In the strange film Bugonia that’s up for an Oscar (and spoiler warning if you plan to see it / skip to the next paragraph) there’s a scene with Jesse Plemmons and Emma Stone where he’s got her strapped to a chair and running electrical currents through her brain that’s really hard to watch, because he thinks she’s an alien so he’s testing how much voltage she can take and you think he’s nuts (how could she be an alien, she’s a CEO?), and he’s frying her brain by turning the levels up high but then later the twist is, she really is an alien and so you feel bad for doubting him and thinking he’s nuts. He was just trying to make sense of all his suffering.

I activate my brain with the cold water and get shards of memory cascading down. Like our former hippy neighbor Marv from Pittsburgh who said he’d take all-cold showers too.

Because her office is right by the bathroom my wife has asked me not to take all-cold showers when she’s in meetings because of the sounds I make. Funny how pain and pleasure are processed in the same part of the brain, and sound similar when we’re grunting in pain or ecstasy. (The word orgasm comes from the Greeks, a moment of dying.) The brain balances too much pleasure with a jolt of pain to level it out, but it does the same with too much pain, too: that’s why dopamine gets released in all-cold showers, exercise, or difficult mental tasks. Doing hard things brings rewards.

I’m reading a book about Buddhism and the 12 steps for recovery, each month devoted to a different step, with daily reflections. I just finished January. The steps build in a progression of things you need to accept about yourself and your relation to the substance. I studied the steps a few years ago but had trouble internalizing it. Combine step work with meditation though, and it’s interesting to reflect on why the addict brain resists settling. Why I’m compelled to break the pose and literally can’t sit still. What’s going on in my head?

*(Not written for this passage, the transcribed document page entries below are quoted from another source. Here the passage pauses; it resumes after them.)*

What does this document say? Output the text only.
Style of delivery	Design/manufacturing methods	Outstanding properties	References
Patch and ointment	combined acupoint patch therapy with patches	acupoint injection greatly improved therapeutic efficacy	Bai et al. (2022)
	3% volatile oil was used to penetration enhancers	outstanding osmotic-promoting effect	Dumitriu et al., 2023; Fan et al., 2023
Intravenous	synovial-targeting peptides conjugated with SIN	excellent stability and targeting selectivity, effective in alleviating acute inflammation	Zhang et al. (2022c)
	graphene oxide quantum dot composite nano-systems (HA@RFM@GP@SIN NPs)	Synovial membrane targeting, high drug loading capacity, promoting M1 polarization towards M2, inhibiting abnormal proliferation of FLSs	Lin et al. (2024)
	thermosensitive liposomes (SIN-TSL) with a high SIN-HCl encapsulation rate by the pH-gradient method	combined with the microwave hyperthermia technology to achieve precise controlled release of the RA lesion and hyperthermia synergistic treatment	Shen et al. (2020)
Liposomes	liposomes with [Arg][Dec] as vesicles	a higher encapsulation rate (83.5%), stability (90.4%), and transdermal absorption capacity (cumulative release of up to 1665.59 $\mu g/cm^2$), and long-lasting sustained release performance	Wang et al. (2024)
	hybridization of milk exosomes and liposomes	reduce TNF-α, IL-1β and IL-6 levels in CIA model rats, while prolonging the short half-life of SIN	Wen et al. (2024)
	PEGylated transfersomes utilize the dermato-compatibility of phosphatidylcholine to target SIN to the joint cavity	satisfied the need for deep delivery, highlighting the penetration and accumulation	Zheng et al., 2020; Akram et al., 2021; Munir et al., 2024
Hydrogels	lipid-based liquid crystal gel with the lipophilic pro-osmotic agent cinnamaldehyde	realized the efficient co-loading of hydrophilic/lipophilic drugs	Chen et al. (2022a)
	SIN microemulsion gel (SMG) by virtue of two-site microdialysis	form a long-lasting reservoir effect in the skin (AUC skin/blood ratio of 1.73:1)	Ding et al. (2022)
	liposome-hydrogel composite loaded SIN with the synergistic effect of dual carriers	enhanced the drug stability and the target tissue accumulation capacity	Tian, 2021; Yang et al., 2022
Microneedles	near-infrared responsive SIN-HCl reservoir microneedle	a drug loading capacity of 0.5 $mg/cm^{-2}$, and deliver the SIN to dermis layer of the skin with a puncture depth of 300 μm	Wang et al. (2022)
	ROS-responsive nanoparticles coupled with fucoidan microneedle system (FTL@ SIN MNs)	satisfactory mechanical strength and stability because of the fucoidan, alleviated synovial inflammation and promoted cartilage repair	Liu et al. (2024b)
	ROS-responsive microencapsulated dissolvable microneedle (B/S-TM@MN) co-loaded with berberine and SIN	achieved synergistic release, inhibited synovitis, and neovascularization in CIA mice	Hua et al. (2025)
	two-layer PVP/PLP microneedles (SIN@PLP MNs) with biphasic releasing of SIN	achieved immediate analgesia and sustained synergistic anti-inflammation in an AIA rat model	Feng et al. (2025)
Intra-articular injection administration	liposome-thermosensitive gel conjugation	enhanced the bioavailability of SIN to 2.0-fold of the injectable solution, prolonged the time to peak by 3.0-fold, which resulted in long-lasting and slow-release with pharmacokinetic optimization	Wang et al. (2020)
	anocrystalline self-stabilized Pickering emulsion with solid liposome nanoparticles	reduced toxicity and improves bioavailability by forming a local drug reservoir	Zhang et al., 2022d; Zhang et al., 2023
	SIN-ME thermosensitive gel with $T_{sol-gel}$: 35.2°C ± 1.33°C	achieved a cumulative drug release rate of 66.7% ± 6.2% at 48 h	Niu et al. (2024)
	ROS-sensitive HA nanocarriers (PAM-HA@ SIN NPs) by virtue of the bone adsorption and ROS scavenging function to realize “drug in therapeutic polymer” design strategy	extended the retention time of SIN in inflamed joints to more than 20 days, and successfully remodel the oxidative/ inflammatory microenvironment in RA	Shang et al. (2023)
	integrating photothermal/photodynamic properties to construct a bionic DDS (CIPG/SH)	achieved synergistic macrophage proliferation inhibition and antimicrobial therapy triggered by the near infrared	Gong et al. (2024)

In the year we bought this house I would drive by it every morning on my way to the vanpool and as the light changed each day I could see the house more clearly from the top of the road. That was our future there, and I couldn’t wait for it. Of course someday we’d bookend that memory with another, sadder version (moving out): but we’d be headed to a different future then, too. Each time I saw our house it made me smile.

The satisfying sound a can of beer makes when it’s cracked open even if it’s NA. That against a tapestry of midwinter birdsong and the first bugs and frogs. It’s a funny jam they have going, the bugs and frogs.

I yanked out more dead stuff from the garden beds, soggy, brown growth from last year. The fallen leaves in the neighbor’s yard were once brown but have now lost all their color and look almost white, like a tarnished penny. Moss spread out everywhere.

Remarkably, I still had the same Bon Jovi song playing in my head for weeks. The meditation hasn’t seemed to quiet the soundtrack in my head. But I’ve always been like that. I tie my shoes funny too, making loops on either side rather than tying them like everybody else. No one has ever noticed, and it works out just fine. Maybe the calm will come with acceptance.